Matisse was born in a gloomy textile town brightened only by the sumptuous fabrics it produced -- designs and patterns that would be familiar throughout his work. To become an artist, he fought his father. To achieve his vision of light and color, he fought the art establishment -- a stance that nearly condemned him to beggary. But just when his goals were in reach, his family was involved in a scandal that threatened to topple the French government. Hilary Spurling makes a monumental contribution to our knowledge of Matisse as she reveals his connection with the long-buried "Humbert Affair", and its terrible consequences for his work and health. Our understanding of Matisse's youth and early maturity is deepened by this immensely readable first volume of his definitive biography.
About the Author
"This book is extraordinary in revealing not only so much about Matisse that was previously unknown and unexpected, but also so much of real importance to an understanding of him and his art . . . Truly indispensable for anyone interested in Matisse, or in the milieu in which he lived and worked, or in the forces that shaped the art of this century--with a human dimension that is vividly drawn, utrterly compelling, and profoundly moving."

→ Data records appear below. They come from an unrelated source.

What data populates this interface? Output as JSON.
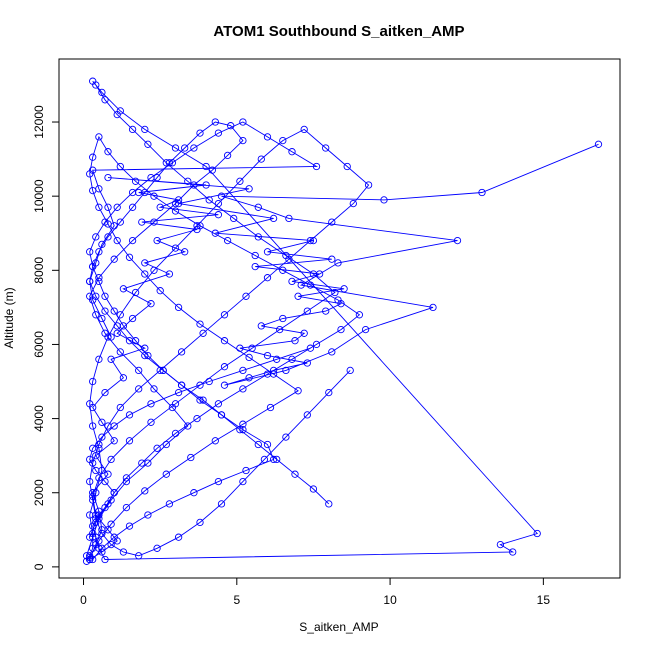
{
  "chart_data": {
    "type": "line",
    "title": "ATOM1 Southbound S_aitken_AMP",
    "xlabel": "S_aitken_AMP",
    "ylabel": "Altitude (m)",
    "xlim": [
      -0.8,
      17.5
    ],
    "ylim": [
      -300,
      13700
    ],
    "xticks": [
      0,
      5,
      10,
      15
    ],
    "yticks": [
      0,
      2000,
      4000,
      6000,
      8000,
      10000,
      12000
    ],
    "grid": false,
    "color": "#0000ff",
    "marker": "open-circle",
    "series": [
      {
        "x": [
          0.2,
          0.4,
          0.6,
          0.5,
          0.3,
          0.8,
          0.4,
          1.0,
          0.6,
          0.3,
          0.7,
          1.3,
          0.9,
          2.0,
          1.1,
          1.6,
          2.2,
          1.3,
          2.8,
          2.0,
          3.3,
          2.4,
          3.7,
          1.9,
          4.4,
          2.5,
          3.1,
          1.8,
          4.0,
          0.8,
          5.4,
          3.1,
          6.2,
          4.3,
          7.5,
          6.0,
          8.1,
          5.6,
          7.7,
          6.8,
          8.5,
          7.0,
          8.4,
          7.9,
          6.5,
          5.8,
          7.2,
          6.9,
          5.1,
          6.0,
          7.3,
          6.2,
          5.4,
          4.6,
          6.6,
          8.1,
          9.2,
          11.4,
          7.1,
          8.3,
          12.2,
          6.7,
          5.7,
          4.5,
          9.8,
          13.0,
          16.8
        ],
        "y": [
          200,
          600,
          1000,
          1500,
          2000,
          2500,
          3000,
          3400,
          3900,
          4300,
          4700,
          5100,
          5600,
          5900,
          6300,
          6700,
          7100,
          7500,
          7900,
          8200,
          8500,
          8800,
          9100,
          9300,
          9500,
          9700,
          9900,
          10100,
          10300,
          10500,
          10200,
          9800,
          9400,
          9000,
          8800,
          8500,
          8300,
          8100,
          7900,
          7700,
          7500,
          7300,
          7100,
          6900,
          6700,
          6500,
          6300,
          6100,
          5900,
          5700,
          5500,
          5300,
          5100,
          4900,
          5300,
          5800,
          6400,
          7000,
          7600,
          8200,
          8800,
          9400,
          9700,
          10000,
          9900,
          10100,
          11400
        ]
      },
      {
        "x": [
          0.1,
          0.3,
          0.5,
          0.9,
          1.4,
          2.1,
          2.7,
          3.4,
          2.9,
          2.3,
          1.8,
          1.2,
          0.7,
          0.4,
          0.2,
          0.5,
          1.0,
          1.6,
          2.3,
          3.0,
          3.6,
          4.2,
          4.7,
          5.2,
          4.8,
          4.3,
          3.8,
          3.3,
          2.8,
          2.4,
          2.0,
          1.6,
          1.2,
          0.8,
          0.5,
          0.3,
          0.2,
          0.4,
          0.7,
          1.1,
          1.5,
          2.0,
          2.6,
          3.2,
          3.9,
          4.5,
          5.1,
          5.7,
          6.3,
          6.9,
          7.5,
          8.0
        ],
        "y": [
          300,
          800,
          1300,
          1800,
          2300,
          2800,
          3300,
          3800,
          4300,
          4800,
          5300,
          5800,
          6300,
          6800,
          7300,
          7800,
          8300,
          8800,
          9300,
          9800,
          10300,
          10700,
          11100,
          11500,
          11900,
          12000,
          11700,
          11300,
          10900,
          10500,
          10100,
          9700,
          9300,
          8900,
          8500,
          8100,
          7700,
          7300,
          6900,
          6500,
          6100,
          5700,
          5300,
          4900,
          4500,
          4100,
          3700,
          3300,
          2900,
          2500,
          2100,
          1700
        ]
      },
      {
        "x": [
          0.2,
          0.6,
          1.1,
          0.8,
          0.4,
          0.3,
          0.5,
          0.9,
          1.5,
          2.2,
          3.0,
          3.8,
          4.6,
          5.5,
          6.4,
          7.3,
          8.2,
          7.5,
          6.6,
          5.7,
          4.9,
          4.1,
          3.4,
          2.7,
          2.1,
          1.6,
          1.1,
          0.7,
          0.4,
          0.3,
          0.6,
          1.2,
          2.0,
          3.0,
          4.0,
          14.8,
          13.6,
          14.0,
          0.7,
          0.5,
          0.4,
          0.3,
          0.5,
          0.8,
          1.0,
          0.7,
          0.4,
          0.2,
          0.3,
          0.6,
          1.0,
          1.5,
          2.2,
          3.1,
          4.1,
          5.2,
          6.3,
          7.4
        ],
        "y": [
          200,
          400,
          700,
          1000,
          1400,
          1900,
          2400,
          2900,
          3400,
          3900,
          4400,
          4900,
          5400,
          5900,
          6400,
          6900,
          7400,
          7900,
          8400,
          8900,
          9400,
          9900,
          10400,
          10900,
          11400,
          11800,
          12200,
          12600,
          13000,
          13100,
          12800,
          12300,
          11800,
          11300,
          10800,
          900,
          600,
          400,
          200,
          500,
          800,
          1100,
          1400,
          1700,
          2000,
          2300,
          2600,
          2900,
          3200,
          3500,
          3800,
          4100,
          4400,
          4700,
          5000,
          5300,
          5600,
          5900
        ]
      },
      {
        "x": [
          0.1,
          0.2,
          0.3,
          0.3,
          0.2,
          0.4,
          0.6,
          0.5,
          0.3,
          0.2,
          0.3,
          0.5,
          0.8,
          1.2,
          1.7,
          2.3,
          3.0,
          3.7,
          4.4,
          5.1,
          5.8,
          6.5,
          7.2,
          7.9,
          8.6,
          9.3,
          8.8,
          8.1,
          7.4,
          6.7,
          6.0,
          5.3,
          4.6,
          3.9,
          3.2,
          2.5,
          1.8,
          1.2,
          0.8,
          0.5,
          0.3,
          0.2,
          0.3,
          0.4,
          0.6,
          0.9,
          1.3,
          1.8,
          2.4,
          3.1,
          3.8,
          4.5,
          5.2,
          5.9,
          6.6,
          7.3,
          8.0,
          8.7
        ],
        "y": [
          150,
          300,
          500,
          900,
          1400,
          2000,
          2600,
          3200,
          3800,
          4400,
          5000,
          5600,
          6200,
          6800,
          7400,
          8000,
          8600,
          9200,
          9800,
          10400,
          11000,
          11500,
          11800,
          11300,
          10800,
          10300,
          9800,
          9300,
          8800,
          8300,
          7800,
          7300,
          6800,
          6300,
          5800,
          5300,
          4800,
          4300,
          3800,
          3300,
          2800,
          2300,
          1800,
          1300,
          900,
          600,
          400,
          300,
          500,
          800,
          1200,
          1700,
          2300,
          2900,
          3500,
          4100,
          4700,
          5300
        ]
      },
      {
        "x": [
          0.2,
          0.5,
          0.9,
          1.4,
          2.0,
          2.7,
          3.5,
          4.3,
          5.2,
          6.1,
          7.0,
          6.2,
          5.4,
          4.6,
          3.8,
          3.1,
          2.5,
          2.0,
          1.5,
          1.1,
          0.8,
          0.5,
          0.3,
          0.2,
          0.3,
          0.5,
          0.8,
          1.2,
          1.7,
          2.3,
          3.0,
          3.8,
          4.7,
          5.6,
          6.5,
          7.4,
          8.3,
          9.0,
          8.4,
          7.6,
          6.8,
          6.0,
          5.2,
          4.4,
          3.7,
          3.0,
          2.4,
          1.9,
          1.4,
          1.0,
          0.7,
          0.4,
          0.2
        ],
        "y": [
          250,
          700,
          1150,
          1600,
          2050,
          2500,
          2950,
          3400,
          3850,
          4300,
          4750,
          5200,
          5650,
          6100,
          6550,
          7000,
          7450,
          7900,
          8350,
          8800,
          9250,
          9700,
          10150,
          10600,
          11050,
          11600,
          11200,
          10800,
          10400,
          10000,
          9600,
          9200,
          8800,
          8400,
          8000,
          7600,
          7200,
          6800,
          6400,
          6000,
          5600,
          5200,
          4800,
          4400,
          4000,
          3600,
          3200,
          2800,
          2400,
          2000,
          1600,
          1200,
          800
        ]
      },
      {
        "x": [
          0.3,
          0.6,
          1.0,
          1.5,
          2.1,
          2.8,
          3.6,
          4.4,
          5.3,
          6.2,
          6.0,
          5.2,
          4.5,
          3.8,
          3.2,
          2.6,
          2.1,
          1.7,
          1.3,
          1.0,
          0.7,
          0.5,
          0.3,
          0.2,
          0.4,
          0.7,
          1.1,
          1.6,
          2.2,
          2.9,
          3.6,
          4.4,
          5.2,
          6.0,
          6.8,
          7.6,
          0.3,
          0.5,
          0.8,
          1.0,
          0.6,
          0.4,
          0.2,
          0.3,
          0.6,
          0.9
        ],
        "y": [
          200,
          500,
          800,
          1100,
          1400,
          1700,
          2000,
          2300,
          2600,
          2900,
          3300,
          3700,
          4100,
          4500,
          4900,
          5300,
          5700,
          6100,
          6500,
          6900,
          7300,
          7700,
          8100,
          8500,
          8900,
          9300,
          9700,
          10100,
          10500,
          10900,
          11300,
          11700,
          12000,
          11600,
          11200,
          10800,
          10700,
          10200,
          9700,
          9200,
          8700,
          8200,
          7700,
          7200,
          6700,
          6200
        ]
      }
    ]
  }
}
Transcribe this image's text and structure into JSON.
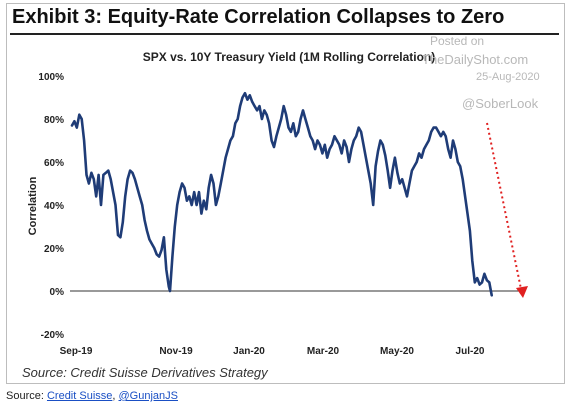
{
  "header": {
    "exhibit_title": "Exhibit 3: Equity-Rate Correlation Collapses to Zero"
  },
  "watermark": {
    "line1": "Posted on",
    "line2": "TheDailyShot.com",
    "date": "25-Aug-2020",
    "handle": "@SoberLook"
  },
  "source_note": "Source: Credit Suisse Derivatives Strategy",
  "footer": {
    "prefix": "Source: ",
    "link1": "Credit Suisse",
    "separator": ", ",
    "link2": "@GunjanJS"
  },
  "colors": {
    "line": "#1f3c77",
    "arrow": "#e02020",
    "axis": "#333333"
  },
  "chart_data": {
    "type": "line",
    "title": "SPX vs. 10Y Treasury Yield (1M Rolling Correlation)",
    "xlabel": "",
    "ylabel": "Correlation",
    "ylim": [
      -20,
      100
    ],
    "yticks": [
      -20,
      0,
      20,
      40,
      60,
      80,
      100
    ],
    "ytick_labels": [
      "-20%",
      "0%",
      "20%",
      "40%",
      "60%",
      "80%",
      "100%"
    ],
    "xtick_labels": [
      "Sep-19",
      "Nov-19",
      "Jan-20",
      "Mar-20",
      "May-20",
      "Jul-20"
    ],
    "x_domain": [
      "2019-09-01",
      "2020-08-24"
    ],
    "annotation": "red dotted arrow pointing down toward 0% at the end of the series",
    "series": [
      {
        "points": [
          [
            "2019-09-01",
            77
          ],
          [
            "2019-09-03",
            79
          ],
          [
            "2019-09-05",
            76
          ],
          [
            "2019-09-07",
            82
          ],
          [
            "2019-09-09",
            80
          ],
          [
            "2019-09-11",
            70
          ],
          [
            "2019-09-13",
            54
          ],
          [
            "2019-09-15",
            50
          ],
          [
            "2019-09-17",
            55
          ],
          [
            "2019-09-19",
            52
          ],
          [
            "2019-09-21",
            44
          ],
          [
            "2019-09-23",
            54
          ],
          [
            "2019-09-25",
            40
          ],
          [
            "2019-09-27",
            54
          ],
          [
            "2019-09-29",
            55
          ],
          [
            "2019-10-01",
            56
          ],
          [
            "2019-10-03",
            52
          ],
          [
            "2019-10-05",
            46
          ],
          [
            "2019-10-07",
            40
          ],
          [
            "2019-10-09",
            26
          ],
          [
            "2019-10-11",
            25
          ],
          [
            "2019-10-13",
            32
          ],
          [
            "2019-10-15",
            44
          ],
          [
            "2019-10-17",
            52
          ],
          [
            "2019-10-19",
            56
          ],
          [
            "2019-10-21",
            55
          ],
          [
            "2019-10-23",
            52
          ],
          [
            "2019-10-25",
            48
          ],
          [
            "2019-10-27",
            44
          ],
          [
            "2019-10-29",
            40
          ],
          [
            "2019-10-31",
            33
          ],
          [
            "2019-11-02",
            28
          ],
          [
            "2019-11-04",
            24
          ],
          [
            "2019-11-06",
            22
          ],
          [
            "2019-11-08",
            20
          ],
          [
            "2019-11-10",
            17
          ],
          [
            "2019-11-12",
            16
          ],
          [
            "2019-11-14",
            19
          ],
          [
            "2019-11-16",
            25
          ],
          [
            "2019-11-18",
            10
          ],
          [
            "2019-11-20",
            2
          ],
          [
            "2019-11-21",
            0
          ],
          [
            "2019-11-23",
            16
          ],
          [
            "2019-11-25",
            30
          ],
          [
            "2019-11-27",
            40
          ],
          [
            "2019-11-29",
            46
          ],
          [
            "2019-12-01",
            50
          ],
          [
            "2019-12-03",
            48
          ],
          [
            "2019-12-05",
            42
          ],
          [
            "2019-12-07",
            44
          ],
          [
            "2019-12-09",
            40
          ],
          [
            "2019-12-11",
            46
          ],
          [
            "2019-12-13",
            40
          ],
          [
            "2019-12-15",
            46
          ],
          [
            "2019-12-17",
            36
          ],
          [
            "2019-12-19",
            42
          ],
          [
            "2019-12-21",
            38
          ],
          [
            "2019-12-23",
            48
          ],
          [
            "2019-12-25",
            54
          ],
          [
            "2019-12-27",
            50
          ],
          [
            "2019-12-29",
            40
          ],
          [
            "2019-12-31",
            44
          ],
          [
            "2020-01-02",
            50
          ],
          [
            "2020-01-04",
            56
          ],
          [
            "2020-01-06",
            62
          ],
          [
            "2020-01-08",
            66
          ],
          [
            "2020-01-10",
            70
          ],
          [
            "2020-01-12",
            72
          ],
          [
            "2020-01-14",
            78
          ],
          [
            "2020-01-16",
            80
          ],
          [
            "2020-01-18",
            86
          ],
          [
            "2020-01-20",
            90
          ],
          [
            "2020-01-22",
            92
          ],
          [
            "2020-01-24",
            89
          ],
          [
            "2020-01-26",
            91
          ],
          [
            "2020-01-28",
            88
          ],
          [
            "2020-01-30",
            86
          ],
          [
            "2020-02-01",
            84
          ],
          [
            "2020-02-03",
            86
          ],
          [
            "2020-02-05",
            80
          ],
          [
            "2020-02-07",
            84
          ],
          [
            "2020-02-09",
            82
          ],
          [
            "2020-02-11",
            78
          ],
          [
            "2020-02-13",
            70
          ],
          [
            "2020-02-15",
            67
          ],
          [
            "2020-02-17",
            72
          ],
          [
            "2020-02-19",
            76
          ],
          [
            "2020-02-21",
            80
          ],
          [
            "2020-02-23",
            86
          ],
          [
            "2020-02-25",
            82
          ],
          [
            "2020-02-27",
            76
          ],
          [
            "2020-02-29",
            74
          ],
          [
            "2020-03-02",
            78
          ],
          [
            "2020-03-04",
            72
          ],
          [
            "2020-03-06",
            74
          ],
          [
            "2020-03-08",
            80
          ],
          [
            "2020-03-10",
            84
          ],
          [
            "2020-03-12",
            80
          ],
          [
            "2020-03-14",
            76
          ],
          [
            "2020-03-16",
            72
          ],
          [
            "2020-03-18",
            70
          ],
          [
            "2020-03-20",
            66
          ],
          [
            "2020-03-22",
            70
          ],
          [
            "2020-03-24",
            68
          ],
          [
            "2020-03-26",
            64
          ],
          [
            "2020-03-28",
            68
          ],
          [
            "2020-03-30",
            62
          ],
          [
            "2020-04-01",
            66
          ],
          [
            "2020-04-03",
            68
          ],
          [
            "2020-04-05",
            72
          ],
          [
            "2020-04-07",
            70
          ],
          [
            "2020-04-09",
            68
          ],
          [
            "2020-04-11",
            64
          ],
          [
            "2020-04-13",
            70
          ],
          [
            "2020-04-15",
            67
          ],
          [
            "2020-04-17",
            60
          ],
          [
            "2020-04-19",
            66
          ],
          [
            "2020-04-21",
            70
          ],
          [
            "2020-04-23",
            72
          ],
          [
            "2020-04-25",
            76
          ],
          [
            "2020-04-27",
            74
          ],
          [
            "2020-04-29",
            68
          ],
          [
            "2020-05-01",
            62
          ],
          [
            "2020-05-03",
            56
          ],
          [
            "2020-05-05",
            50
          ],
          [
            "2020-05-07",
            40
          ],
          [
            "2020-05-09",
            58
          ],
          [
            "2020-05-11",
            65
          ],
          [
            "2020-05-13",
            70
          ],
          [
            "2020-05-15",
            68
          ],
          [
            "2020-05-17",
            63
          ],
          [
            "2020-05-19",
            56
          ],
          [
            "2020-05-21",
            48
          ],
          [
            "2020-05-23",
            56
          ],
          [
            "2020-05-25",
            62
          ],
          [
            "2020-05-27",
            55
          ],
          [
            "2020-05-29",
            50
          ],
          [
            "2020-05-31",
            52
          ],
          [
            "2020-06-02",
            48
          ],
          [
            "2020-06-04",
            44
          ],
          [
            "2020-06-06",
            50
          ],
          [
            "2020-06-08",
            56
          ],
          [
            "2020-06-10",
            58
          ],
          [
            "2020-06-12",
            60
          ],
          [
            "2020-06-14",
            64
          ],
          [
            "2020-06-16",
            62
          ],
          [
            "2020-06-18",
            66
          ],
          [
            "2020-06-20",
            68
          ],
          [
            "2020-06-22",
            70
          ],
          [
            "2020-06-24",
            74
          ],
          [
            "2020-06-26",
            76
          ],
          [
            "2020-06-28",
            76
          ],
          [
            "2020-06-30",
            74
          ],
          [
            "2020-07-02",
            72
          ],
          [
            "2020-07-04",
            74
          ],
          [
            "2020-07-06",
            72
          ],
          [
            "2020-07-08",
            66
          ],
          [
            "2020-07-10",
            62
          ],
          [
            "2020-07-12",
            70
          ],
          [
            "2020-07-14",
            66
          ],
          [
            "2020-07-16",
            60
          ],
          [
            "2020-07-18",
            58
          ],
          [
            "2020-07-20",
            52
          ],
          [
            "2020-07-22",
            44
          ],
          [
            "2020-07-24",
            36
          ],
          [
            "2020-07-26",
            28
          ],
          [
            "2020-07-28",
            14
          ],
          [
            "2020-07-30",
            4
          ],
          [
            "2020-08-01",
            6
          ],
          [
            "2020-08-03",
            3
          ],
          [
            "2020-08-05",
            4
          ],
          [
            "2020-08-07",
            8
          ],
          [
            "2020-08-09",
            5
          ],
          [
            "2020-08-11",
            4
          ],
          [
            "2020-08-13",
            -2
          ]
        ]
      }
    ]
  }
}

--John Elderfield, curator of the 1992 Matisse retrospective at The Museum of Modern Art, New York
"Hilary Spurling, most accomplished of biographers, sheds an entirely new light on the humiliations and failures that Henri Matisse had to overcome in order to develop into the greatest French painter of this century. Her account of Matisse's early years is as riveting as a novel by Zola."
--John Richardson, author of A Life of Picasso
"Besides being a first-rate scholar, Hilary Spurling is an artist in narrative who has unearthed a fascinating story and told it brilliantly. This is a terrific achievement."